Feature selection for time series prediction



I'm working on an LSTM-based stock market forecasting problem and trying to figure out a way to select input variables.

  1. When calculating correlation between variables (e.g. Close price of Tesla vs Close price of Microsoft), would differentiating the curves give a more accurate (or correct) correlation index ? I'm finding values in the range 0.7-0.9 for non-differentiated variables, and lower values after differentiation.

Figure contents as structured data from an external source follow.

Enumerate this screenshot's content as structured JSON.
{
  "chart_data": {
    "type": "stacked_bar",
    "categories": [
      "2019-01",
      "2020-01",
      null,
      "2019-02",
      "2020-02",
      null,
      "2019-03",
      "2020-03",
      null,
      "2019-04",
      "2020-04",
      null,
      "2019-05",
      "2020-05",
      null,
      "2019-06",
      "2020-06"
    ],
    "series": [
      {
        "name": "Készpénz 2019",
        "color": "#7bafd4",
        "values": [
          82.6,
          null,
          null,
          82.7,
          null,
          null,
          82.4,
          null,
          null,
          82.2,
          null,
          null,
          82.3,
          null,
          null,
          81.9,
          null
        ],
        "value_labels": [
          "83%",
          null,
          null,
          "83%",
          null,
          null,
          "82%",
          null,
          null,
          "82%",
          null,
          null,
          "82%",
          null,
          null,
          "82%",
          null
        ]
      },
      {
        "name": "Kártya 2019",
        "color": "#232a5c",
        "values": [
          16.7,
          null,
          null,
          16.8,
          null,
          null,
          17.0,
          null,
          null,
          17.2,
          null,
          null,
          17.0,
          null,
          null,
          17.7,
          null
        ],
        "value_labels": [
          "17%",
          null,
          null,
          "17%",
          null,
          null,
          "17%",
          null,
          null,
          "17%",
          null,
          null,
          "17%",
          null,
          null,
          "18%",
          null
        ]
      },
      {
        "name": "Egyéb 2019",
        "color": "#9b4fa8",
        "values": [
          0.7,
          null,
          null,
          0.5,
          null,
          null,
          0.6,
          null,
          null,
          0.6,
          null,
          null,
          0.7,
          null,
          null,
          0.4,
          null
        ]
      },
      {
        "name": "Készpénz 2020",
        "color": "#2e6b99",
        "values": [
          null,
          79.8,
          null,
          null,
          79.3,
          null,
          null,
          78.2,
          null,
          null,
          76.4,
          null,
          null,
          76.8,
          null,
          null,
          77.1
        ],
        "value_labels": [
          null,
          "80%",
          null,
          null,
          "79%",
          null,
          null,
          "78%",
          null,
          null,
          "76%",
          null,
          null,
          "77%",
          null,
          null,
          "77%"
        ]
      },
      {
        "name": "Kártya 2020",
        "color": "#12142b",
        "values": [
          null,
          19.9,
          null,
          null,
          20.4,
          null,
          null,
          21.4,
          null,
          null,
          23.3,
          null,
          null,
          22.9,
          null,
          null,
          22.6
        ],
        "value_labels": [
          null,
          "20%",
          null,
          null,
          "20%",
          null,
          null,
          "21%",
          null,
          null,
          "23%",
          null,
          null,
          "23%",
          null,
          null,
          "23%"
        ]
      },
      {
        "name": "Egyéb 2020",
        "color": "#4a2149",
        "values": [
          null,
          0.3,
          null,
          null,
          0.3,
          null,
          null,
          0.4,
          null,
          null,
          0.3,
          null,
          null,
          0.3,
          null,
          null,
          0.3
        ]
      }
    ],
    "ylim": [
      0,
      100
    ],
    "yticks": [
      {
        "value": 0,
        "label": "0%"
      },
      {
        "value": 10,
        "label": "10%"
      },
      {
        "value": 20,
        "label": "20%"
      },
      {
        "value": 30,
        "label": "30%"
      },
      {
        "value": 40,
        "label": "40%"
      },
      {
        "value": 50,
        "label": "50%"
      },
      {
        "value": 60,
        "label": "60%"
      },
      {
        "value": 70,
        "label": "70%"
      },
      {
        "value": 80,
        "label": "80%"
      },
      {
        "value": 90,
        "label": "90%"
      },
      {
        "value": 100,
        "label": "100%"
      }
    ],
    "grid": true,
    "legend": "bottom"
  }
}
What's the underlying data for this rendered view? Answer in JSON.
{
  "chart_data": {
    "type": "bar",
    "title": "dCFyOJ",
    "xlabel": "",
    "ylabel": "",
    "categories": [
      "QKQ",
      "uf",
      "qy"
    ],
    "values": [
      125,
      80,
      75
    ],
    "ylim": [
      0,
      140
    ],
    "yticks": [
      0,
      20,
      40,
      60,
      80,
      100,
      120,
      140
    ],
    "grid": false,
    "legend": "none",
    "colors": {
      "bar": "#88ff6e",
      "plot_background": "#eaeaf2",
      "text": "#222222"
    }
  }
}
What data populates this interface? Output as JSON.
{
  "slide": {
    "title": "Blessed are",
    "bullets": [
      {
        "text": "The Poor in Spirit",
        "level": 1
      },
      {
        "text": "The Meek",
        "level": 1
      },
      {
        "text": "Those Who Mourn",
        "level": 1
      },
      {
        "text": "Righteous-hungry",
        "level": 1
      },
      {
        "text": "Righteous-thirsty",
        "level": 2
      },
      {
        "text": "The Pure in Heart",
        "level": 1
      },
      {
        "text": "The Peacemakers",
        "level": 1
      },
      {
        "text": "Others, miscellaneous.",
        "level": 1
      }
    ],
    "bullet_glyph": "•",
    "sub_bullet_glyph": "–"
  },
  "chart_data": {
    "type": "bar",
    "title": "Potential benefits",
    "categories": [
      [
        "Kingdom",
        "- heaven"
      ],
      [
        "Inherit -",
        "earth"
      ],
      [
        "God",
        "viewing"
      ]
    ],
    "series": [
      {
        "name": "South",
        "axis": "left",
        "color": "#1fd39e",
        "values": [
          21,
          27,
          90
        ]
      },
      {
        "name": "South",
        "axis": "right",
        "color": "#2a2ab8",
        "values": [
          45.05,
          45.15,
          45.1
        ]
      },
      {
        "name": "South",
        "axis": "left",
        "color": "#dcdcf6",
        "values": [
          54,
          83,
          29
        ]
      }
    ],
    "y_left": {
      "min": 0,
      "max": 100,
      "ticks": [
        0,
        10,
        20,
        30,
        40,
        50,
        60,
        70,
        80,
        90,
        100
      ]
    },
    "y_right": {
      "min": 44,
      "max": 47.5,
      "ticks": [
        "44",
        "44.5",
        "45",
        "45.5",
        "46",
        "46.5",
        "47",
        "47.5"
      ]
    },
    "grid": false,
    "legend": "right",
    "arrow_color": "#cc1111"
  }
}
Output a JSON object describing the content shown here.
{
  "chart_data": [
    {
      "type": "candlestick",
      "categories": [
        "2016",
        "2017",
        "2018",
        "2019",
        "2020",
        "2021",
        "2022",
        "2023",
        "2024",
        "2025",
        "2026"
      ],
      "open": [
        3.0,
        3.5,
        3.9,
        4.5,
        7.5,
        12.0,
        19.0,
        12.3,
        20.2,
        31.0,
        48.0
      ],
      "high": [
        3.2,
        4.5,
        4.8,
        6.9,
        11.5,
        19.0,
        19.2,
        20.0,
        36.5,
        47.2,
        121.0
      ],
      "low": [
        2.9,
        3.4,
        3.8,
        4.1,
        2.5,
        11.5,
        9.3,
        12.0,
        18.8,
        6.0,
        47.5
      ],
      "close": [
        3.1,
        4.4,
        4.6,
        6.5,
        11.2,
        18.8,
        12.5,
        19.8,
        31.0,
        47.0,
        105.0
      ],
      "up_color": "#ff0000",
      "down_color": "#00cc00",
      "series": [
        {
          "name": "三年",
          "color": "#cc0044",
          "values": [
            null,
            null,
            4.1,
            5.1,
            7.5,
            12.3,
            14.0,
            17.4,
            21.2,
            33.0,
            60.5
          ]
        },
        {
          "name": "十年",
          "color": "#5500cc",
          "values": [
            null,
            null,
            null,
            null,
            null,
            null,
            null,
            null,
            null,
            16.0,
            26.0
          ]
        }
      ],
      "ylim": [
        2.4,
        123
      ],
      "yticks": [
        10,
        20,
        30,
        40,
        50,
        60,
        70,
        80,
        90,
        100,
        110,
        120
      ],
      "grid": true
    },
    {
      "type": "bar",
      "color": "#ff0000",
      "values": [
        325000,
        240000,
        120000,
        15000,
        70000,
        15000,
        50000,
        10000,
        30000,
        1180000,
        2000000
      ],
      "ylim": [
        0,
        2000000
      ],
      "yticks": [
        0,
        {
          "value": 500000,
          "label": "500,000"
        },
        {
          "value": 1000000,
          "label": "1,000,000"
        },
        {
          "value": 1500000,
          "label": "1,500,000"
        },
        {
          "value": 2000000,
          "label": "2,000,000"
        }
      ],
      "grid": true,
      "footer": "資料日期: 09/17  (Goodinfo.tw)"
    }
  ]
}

  2. Once I have a correlation matrix of all my variables, is there a way to figure out which ones would add information to the neural net and which ones would just add noise ?

Leandro Ercoli

Posted 2018-08-12T14:07:14.120

Reputation: 21



You don’t need to select variables for feeding to network, deep neural networks (DNN) will do this automatically. Actually DNN gives more importance to relevant variables by setting its weights. After setting the weights, some of the hidden nodes take 0 and some of them take 1 (because of sigmoid function). You can think of this 1 and 0’s as choosing relevant variables, too.

By the way, correlation matrix can not be used to select relevant variables directly. If you want to reduce the number of variables that are fed to DNN, you can use PCA. Actually PCA components are calculated by getting the Eigen-vectors of correlation matrix.


Posted 2018-08-12T14:07:14.120

Reputation: 1 162